Dr. Christian Häger (December 13, 2017 at 1:00 PM, LNT Library N2405)
On December 13, 2017 at 1:00 PM, Dr. Christian Häger from Department of Electrical Engineering at Chalmers University of Technology, Sweden will be giving a talk in the LNT Library N2405 about "Coding and Deep Learning for High-Speed Fiber-Optic Communication Systems".
Coding and Deep Learning for High-Speed Fiber-Optic Communication Systems
Dr. Christian Häger
Chalmers University of Technology, Sweden
Fiber-optic communication links carry virtually all intercontinental data traffic and are often referred to as the Internet backbone. The first part of this talk is about staircase codes which are error-correcting codes tailored to the specific requirements of fiber-optic systems. In particular, they achieve very high throughputs (100 Gb/s), provide large net coding gains, and have extremely low error floors. We show that, despite their deterministic structure, the asymptotic performance of staircase codes under iterative decoding can be rigorously analyzed using density evolution. This result can be used, for example, to rapidly predict the performance or efficiently optimize code parameters. We also show that the performance of staircase codes can be improved by using a novel anchor-based decoder which addresses the problem of miscorrections on the binary symmetric channel.

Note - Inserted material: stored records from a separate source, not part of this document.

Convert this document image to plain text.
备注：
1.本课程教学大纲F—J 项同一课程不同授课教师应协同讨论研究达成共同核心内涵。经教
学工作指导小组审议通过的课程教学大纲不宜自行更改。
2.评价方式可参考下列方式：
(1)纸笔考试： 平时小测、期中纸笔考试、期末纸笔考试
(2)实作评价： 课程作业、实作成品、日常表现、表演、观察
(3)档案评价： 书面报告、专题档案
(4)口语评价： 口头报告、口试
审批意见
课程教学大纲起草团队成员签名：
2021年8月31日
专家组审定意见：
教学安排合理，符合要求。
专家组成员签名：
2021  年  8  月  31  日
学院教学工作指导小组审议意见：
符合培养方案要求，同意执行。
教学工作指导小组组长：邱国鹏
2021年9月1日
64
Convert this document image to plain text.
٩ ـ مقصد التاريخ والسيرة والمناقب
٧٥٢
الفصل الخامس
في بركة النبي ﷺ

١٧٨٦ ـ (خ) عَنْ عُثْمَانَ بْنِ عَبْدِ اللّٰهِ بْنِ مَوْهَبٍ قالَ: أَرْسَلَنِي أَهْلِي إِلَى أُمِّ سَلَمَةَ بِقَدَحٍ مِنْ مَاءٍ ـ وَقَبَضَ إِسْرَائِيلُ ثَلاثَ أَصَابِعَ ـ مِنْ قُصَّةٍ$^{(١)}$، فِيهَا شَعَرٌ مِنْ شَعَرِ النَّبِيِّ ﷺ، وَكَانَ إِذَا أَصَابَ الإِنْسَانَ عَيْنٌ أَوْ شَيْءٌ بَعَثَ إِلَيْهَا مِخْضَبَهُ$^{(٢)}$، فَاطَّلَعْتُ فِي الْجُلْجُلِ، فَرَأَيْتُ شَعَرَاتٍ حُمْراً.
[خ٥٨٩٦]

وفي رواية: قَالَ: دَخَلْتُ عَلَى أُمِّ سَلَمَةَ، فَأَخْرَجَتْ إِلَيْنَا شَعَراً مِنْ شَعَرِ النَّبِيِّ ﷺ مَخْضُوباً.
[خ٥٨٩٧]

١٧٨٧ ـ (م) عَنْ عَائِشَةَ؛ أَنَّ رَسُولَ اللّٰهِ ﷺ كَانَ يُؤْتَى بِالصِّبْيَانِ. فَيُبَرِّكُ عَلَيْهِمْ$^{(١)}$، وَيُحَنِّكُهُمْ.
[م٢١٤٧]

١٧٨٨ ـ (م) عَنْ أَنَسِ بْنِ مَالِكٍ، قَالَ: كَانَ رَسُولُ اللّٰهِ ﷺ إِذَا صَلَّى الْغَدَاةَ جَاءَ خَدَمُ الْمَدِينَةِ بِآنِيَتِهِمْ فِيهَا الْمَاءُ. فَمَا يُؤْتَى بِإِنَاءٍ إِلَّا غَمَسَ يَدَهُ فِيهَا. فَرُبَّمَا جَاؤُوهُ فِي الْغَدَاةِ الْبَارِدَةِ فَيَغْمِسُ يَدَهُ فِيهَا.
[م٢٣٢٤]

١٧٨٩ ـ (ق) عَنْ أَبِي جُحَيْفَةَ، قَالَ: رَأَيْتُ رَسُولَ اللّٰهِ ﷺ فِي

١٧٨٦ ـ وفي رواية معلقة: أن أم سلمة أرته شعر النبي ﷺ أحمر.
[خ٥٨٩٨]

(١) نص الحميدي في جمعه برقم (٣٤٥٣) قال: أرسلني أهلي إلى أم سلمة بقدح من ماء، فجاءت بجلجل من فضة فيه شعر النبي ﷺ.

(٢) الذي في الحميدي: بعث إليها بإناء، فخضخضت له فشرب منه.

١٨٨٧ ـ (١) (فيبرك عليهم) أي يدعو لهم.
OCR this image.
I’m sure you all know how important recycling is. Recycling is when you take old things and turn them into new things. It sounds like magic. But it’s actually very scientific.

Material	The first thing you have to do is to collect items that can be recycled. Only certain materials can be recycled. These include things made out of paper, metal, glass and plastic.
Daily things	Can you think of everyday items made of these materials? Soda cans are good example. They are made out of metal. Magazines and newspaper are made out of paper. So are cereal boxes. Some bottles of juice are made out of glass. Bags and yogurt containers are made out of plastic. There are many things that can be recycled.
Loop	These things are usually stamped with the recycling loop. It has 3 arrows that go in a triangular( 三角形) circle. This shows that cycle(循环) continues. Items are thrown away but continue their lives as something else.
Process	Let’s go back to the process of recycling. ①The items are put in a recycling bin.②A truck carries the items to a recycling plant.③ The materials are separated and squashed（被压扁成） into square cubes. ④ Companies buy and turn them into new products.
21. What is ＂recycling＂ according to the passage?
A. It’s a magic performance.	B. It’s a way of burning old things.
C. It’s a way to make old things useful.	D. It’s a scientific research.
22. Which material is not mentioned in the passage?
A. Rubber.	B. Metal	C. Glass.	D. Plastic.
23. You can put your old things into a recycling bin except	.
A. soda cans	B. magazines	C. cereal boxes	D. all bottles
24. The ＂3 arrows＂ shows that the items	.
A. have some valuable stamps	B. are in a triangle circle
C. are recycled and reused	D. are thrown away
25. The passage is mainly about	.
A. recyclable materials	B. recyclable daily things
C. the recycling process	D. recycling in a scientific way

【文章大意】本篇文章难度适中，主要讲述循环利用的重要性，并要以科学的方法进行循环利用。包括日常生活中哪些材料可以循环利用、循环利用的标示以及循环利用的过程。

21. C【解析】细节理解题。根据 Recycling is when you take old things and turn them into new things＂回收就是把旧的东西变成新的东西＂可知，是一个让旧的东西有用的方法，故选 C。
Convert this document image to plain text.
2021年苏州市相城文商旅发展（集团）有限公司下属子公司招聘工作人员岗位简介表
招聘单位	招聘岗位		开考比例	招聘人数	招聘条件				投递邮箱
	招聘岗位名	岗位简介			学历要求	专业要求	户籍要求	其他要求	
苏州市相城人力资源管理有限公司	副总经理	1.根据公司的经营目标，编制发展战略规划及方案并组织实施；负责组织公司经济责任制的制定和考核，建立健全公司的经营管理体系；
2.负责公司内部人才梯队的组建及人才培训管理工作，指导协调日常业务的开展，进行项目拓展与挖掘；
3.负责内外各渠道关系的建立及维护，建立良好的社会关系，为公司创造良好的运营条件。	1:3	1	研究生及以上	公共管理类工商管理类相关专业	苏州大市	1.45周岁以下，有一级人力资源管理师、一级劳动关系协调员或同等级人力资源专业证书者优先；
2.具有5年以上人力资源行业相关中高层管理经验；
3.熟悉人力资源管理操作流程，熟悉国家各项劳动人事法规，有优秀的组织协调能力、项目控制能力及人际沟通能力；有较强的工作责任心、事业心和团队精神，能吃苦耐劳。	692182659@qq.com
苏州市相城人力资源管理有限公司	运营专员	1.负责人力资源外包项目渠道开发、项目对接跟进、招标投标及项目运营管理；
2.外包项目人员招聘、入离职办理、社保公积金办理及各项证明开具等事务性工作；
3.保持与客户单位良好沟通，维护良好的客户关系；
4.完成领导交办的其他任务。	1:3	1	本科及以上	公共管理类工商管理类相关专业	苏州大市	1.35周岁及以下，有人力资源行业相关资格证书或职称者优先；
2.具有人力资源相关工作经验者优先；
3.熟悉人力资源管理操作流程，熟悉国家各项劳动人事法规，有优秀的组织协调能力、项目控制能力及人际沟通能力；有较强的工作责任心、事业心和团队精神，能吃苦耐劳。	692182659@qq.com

The goal of the second part is to illustrate how deep learning can be used to equalize linear and nonlinear channel impairments in fiber-optic systems. In particular, the optical waveform channel is defined by the nonlinear Schrödinger equation. Channel equalization can be performed by numerically solving this equation using the received signal as a boundary condition. This approach is commonly referred to as digital backpropagation. Interestingly, applying the popular split-step Fourier method for this task leads to a computation graph that is mathematically equivalent to a deep neural network. This observation allows us to jointly optimize all linear filtering steps using deep learning. The resulting "learned" digital backpropagation can reduce the complexity by over an order of magnitude compared to conventional implementations of the split-step Fourier method.
Based on joint work with Henry D. Pfister, Alexandre Graell i Amat, Fredrik Brännström, and Erik Agrell. Preprints available at:
Christian Häger received the Dipl.-Ing. degree in electrical engineering from Ulm University, Germany, in 2011 and the Ph.D. degree in communication engineering from Chalmers University of Technology, Sweden, in 2016. Since August 2016, he is a postdoctoral researcher at the Department of Electrical and Computer Engineering at Duke University, USA, and, since April 2017, also at the Department of Electrical Engineering at Chalmers University of Technology. Currently, he works with Prof. Henry D. Pfister (Duke University) and Prof. Alexandre Graell i Amat (Chalmers University) on modern coding theory and machine learning for high-speed fiber-optic communication systems. In 2017, he received the Marie Skłodowska-Curie Individual Fellowship from the European Commission.